Elflein entered his rookie season as the Vikings starting center, starting 14 games and missing two due to a shoulder injury. Following an impressive rookie season, he was named to the PFWA All-Rookie Team.

After undergoing shoulder and ankle surgeries, Elflein missed the first three games of the 2018 season. He returned to the starting lineup in Week 4 at center, and remained there the rest of the season.

In 2019, Elflein was moved to left guard after the Vikings drafted Garrett Bradbury in the first round of the 2019 draft to play center.

In 2020, Elflein was moved over to right guard. He played one game for the Vikings before he suffered a thumb injury in practice and was placed on injured reserve on September 17, 2020. He was activated on November 13, but was waived the next day.

===New York Jets===
Elflein was claimed off waivers by the New York Jets on November 16, 2020. Elflein started the final six games of the season for the Jets at left guard after Alex Lewis was injured.

===Carolina Panthers===
On March 17, 2021, Elflein signed a three-year contract with the Carolina Panthers. He was named the Panthers starting left guard to start the season. He was placed on injured reserve on September 21, 2021, after suffering a hamstring injury in Week 2. He was activated on November 3, 2021.
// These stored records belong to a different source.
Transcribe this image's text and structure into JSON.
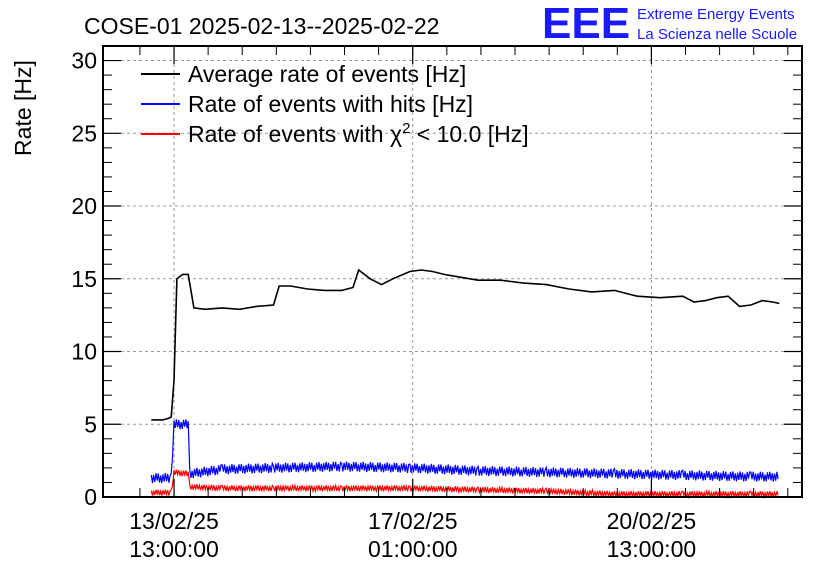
{
  "title": "COSE-01 2025-02-13--2025-02-22",
  "logo": {
    "mark": "EEE",
    "line1": "Extreme Energy Events",
    "line2": "La Scienza nelle Scuole",
    "color": "#1a1aff"
  },
  "chart_data": {
    "type": "line",
    "ylabel": "Rate [Hz]",
    "ylim": [
      0,
      31
    ],
    "yticks": [
      0,
      5,
      10,
      15,
      20,
      25,
      30
    ],
    "xlim": [
      "2025-02-12 12:00",
      "2025-02-22 18:00"
    ],
    "xticks": [
      {
        "line1": "13/02/25",
        "line2": "13:00:00",
        "t": "2025-02-13 13:00"
      },
      {
        "line1": "17/02/25",
        "line2": "01:00:00",
        "t": "2025-02-17 01:00"
      },
      {
        "line1": "20/02/25",
        "line2": "13:00:00",
        "t": "2025-02-20 13:00"
      }
    ],
    "grid": true,
    "legend_position": "top-left",
    "legend": [
      {
        "label": "Average rate of events [Hz]",
        "color": "#000000"
      },
      {
        "label": "Rate of events with hits [Hz]",
        "color": "#0000ff"
      },
      {
        "label_parts": [
          "Rate of events with ",
          "χ",
          "2",
          " < 10.0 [Hz]"
        ],
        "color": "#ff0000"
      }
    ],
    "series": [
      {
        "name": "Average rate of events [Hz]",
        "color": "#000000",
        "points": [
          [
            "2025-02-13 05:00",
            5.3
          ],
          [
            "2025-02-13 09:00",
            5.3
          ],
          [
            "2025-02-13 11:00",
            5.4
          ],
          [
            "2025-02-13 12:00",
            5.5
          ],
          [
            "2025-02-13 13:00",
            8.0
          ],
          [
            "2025-02-13 14:00",
            15.0
          ],
          [
            "2025-02-13 16:00",
            15.3
          ],
          [
            "2025-02-13 18:00",
            15.3
          ],
          [
            "2025-02-13 20:00",
            13.0
          ],
          [
            "2025-02-14 00:00",
            12.9
          ],
          [
            "2025-02-14 06:00",
            13.0
          ],
          [
            "2025-02-14 12:00",
            12.9
          ],
          [
            "2025-02-14 18:00",
            13.1
          ],
          [
            "2025-02-15 00:00",
            13.2
          ],
          [
            "2025-02-15 02:00",
            14.5
          ],
          [
            "2025-02-15 06:00",
            14.5
          ],
          [
            "2025-02-15 12:00",
            14.3
          ],
          [
            "2025-02-15 18:00",
            14.2
          ],
          [
            "2025-02-16 00:00",
            14.2
          ],
          [
            "2025-02-16 04:00",
            14.4
          ],
          [
            "2025-02-16 06:00",
            15.6
          ],
          [
            "2025-02-16 10:00",
            15.0
          ],
          [
            "2025-02-16 14:00",
            14.6
          ],
          [
            "2025-02-16 18:00",
            15.0
          ],
          [
            "2025-02-17 00:00",
            15.5
          ],
          [
            "2025-02-17 04:00",
            15.6
          ],
          [
            "2025-02-17 08:00",
            15.5
          ],
          [
            "2025-02-17 12:00",
            15.3
          ],
          [
            "2025-02-17 18:00",
            15.1
          ],
          [
            "2025-02-18 00:00",
            14.9
          ],
          [
            "2025-02-18 08:00",
            14.9
          ],
          [
            "2025-02-18 16:00",
            14.7
          ],
          [
            "2025-02-19 00:00",
            14.6
          ],
          [
            "2025-02-19 08:00",
            14.3
          ],
          [
            "2025-02-19 16:00",
            14.1
          ],
          [
            "2025-02-20 00:00",
            14.2
          ],
          [
            "2025-02-20 08:00",
            13.8
          ],
          [
            "2025-02-20 16:00",
            13.7
          ],
          [
            "2025-02-21 00:00",
            13.8
          ],
          [
            "2025-02-21 04:00",
            13.4
          ],
          [
            "2025-02-21 08:00",
            13.5
          ],
          [
            "2025-02-21 12:00",
            13.7
          ],
          [
            "2025-02-21 16:00",
            13.8
          ],
          [
            "2025-02-21 20:00",
            13.1
          ],
          [
            "2025-02-22 00:00",
            13.2
          ],
          [
            "2025-02-22 04:00",
            13.5
          ],
          [
            "2025-02-22 08:00",
            13.4
          ],
          [
            "2025-02-22 10:00",
            13.3
          ]
        ]
      },
      {
        "name": "Rate of events with hits [Hz]",
        "color": "#0000ff",
        "points": [
          [
            "2025-02-13 05:00",
            1.3
          ],
          [
            "2025-02-13 12:00",
            1.3
          ],
          [
            "2025-02-13 13:00",
            5.0
          ],
          [
            "2025-02-13 18:00",
            5.0
          ],
          [
            "2025-02-13 18:30",
            1.6
          ],
          [
            "2025-02-14 06:00",
            1.9
          ],
          [
            "2025-02-15 00:00",
            2.0
          ],
          [
            "2025-02-16 00:00",
            2.1
          ],
          [
            "2025-02-17 00:00",
            2.0
          ],
          [
            "2025-02-18 00:00",
            1.8
          ],
          [
            "2025-02-19 00:00",
            1.7
          ],
          [
            "2025-02-20 00:00",
            1.6
          ],
          [
            "2025-02-21 00:00",
            1.5
          ],
          [
            "2025-02-22 00:00",
            1.4
          ],
          [
            "2025-02-22 10:00",
            1.4
          ]
        ]
      },
      {
        "name": "Rate of events with χ2 < 10.0 [Hz]",
        "color": "#ff0000",
        "points": [
          [
            "2025-02-13 05:00",
            0.3
          ],
          [
            "2025-02-13 12:00",
            0.3
          ],
          [
            "2025-02-13 13:00",
            1.7
          ],
          [
            "2025-02-13 18:00",
            1.6
          ],
          [
            "2025-02-13 18:30",
            0.7
          ],
          [
            "2025-02-14 06:00",
            0.6
          ],
          [
            "2025-02-15 00:00",
            0.6
          ],
          [
            "2025-02-16 00:00",
            0.6
          ],
          [
            "2025-02-17 00:00",
            0.6
          ],
          [
            "2025-02-18 00:00",
            0.5
          ],
          [
            "2025-02-19 00:00",
            0.4
          ],
          [
            "2025-02-19 12:00",
            0.3
          ],
          [
            "2025-02-20 00:00",
            0.2
          ],
          [
            "2025-02-21 00:00",
            0.2
          ],
          [
            "2025-02-22 00:00",
            0.2
          ],
          [
            "2025-02-22 10:00",
            0.2
          ]
        ]
      }
    ]
  }
}
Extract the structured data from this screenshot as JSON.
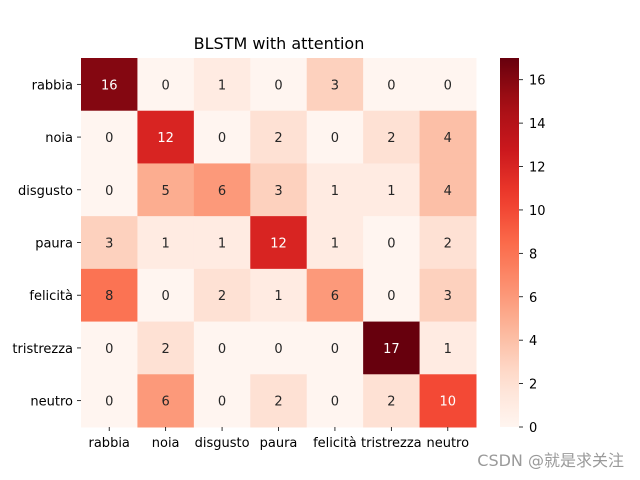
{
  "chart_data": {
    "type": "heatmap",
    "title": "BLSTM with attention",
    "xlabel": "",
    "ylabel": "",
    "row_labels": [
      "rabbia",
      "noia",
      "disgusto",
      "paura",
      "felicità",
      "tristrezza",
      "neutro"
    ],
    "col_labels": [
      "rabbia",
      "noia",
      "disgusto",
      "paura",
      "felicità",
      "tristrezza",
      "neutro"
    ],
    "values": [
      [
        16,
        0,
        1,
        0,
        3,
        0,
        0
      ],
      [
        0,
        12,
        0,
        2,
        0,
        2,
        4
      ],
      [
        0,
        5,
        6,
        3,
        1,
        1,
        4
      ],
      [
        3,
        1,
        1,
        12,
        1,
        0,
        2
      ],
      [
        8,
        0,
        2,
        1,
        6,
        0,
        3
      ],
      [
        0,
        2,
        0,
        0,
        0,
        17,
        1
      ],
      [
        0,
        6,
        0,
        2,
        0,
        2,
        10
      ]
    ],
    "colorbar": {
      "min": 0,
      "max": 17,
      "ticks": [
        0,
        2,
        4,
        6,
        8,
        10,
        12,
        14,
        16
      ],
      "colormap": "Reds",
      "low_color": "#fff5f0",
      "high_color": "#67000d"
    }
  },
  "watermark": "CSDN @就是求关注"
}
Elflein was named the Panthers starting center for the 2022 season. He was placed on injured reserve on October 22, 2022, with a hip injury.

On March 14, 2023, Elflein was released by the Panthers.

===Arizona Cardinals===
On July 25, 2023, Elflein signed with the Arizona Cardinals. He was placed on injured reserve on August 28.

===San Francisco 49ers===
On August 2, 2024, the San Francisco 49ers signed Elfein to a one-year deal. However, Elflein suffered a calf injury in his first practice with the team and was placed on injured reserve on August 5. He was then released with an injury settlement four days later.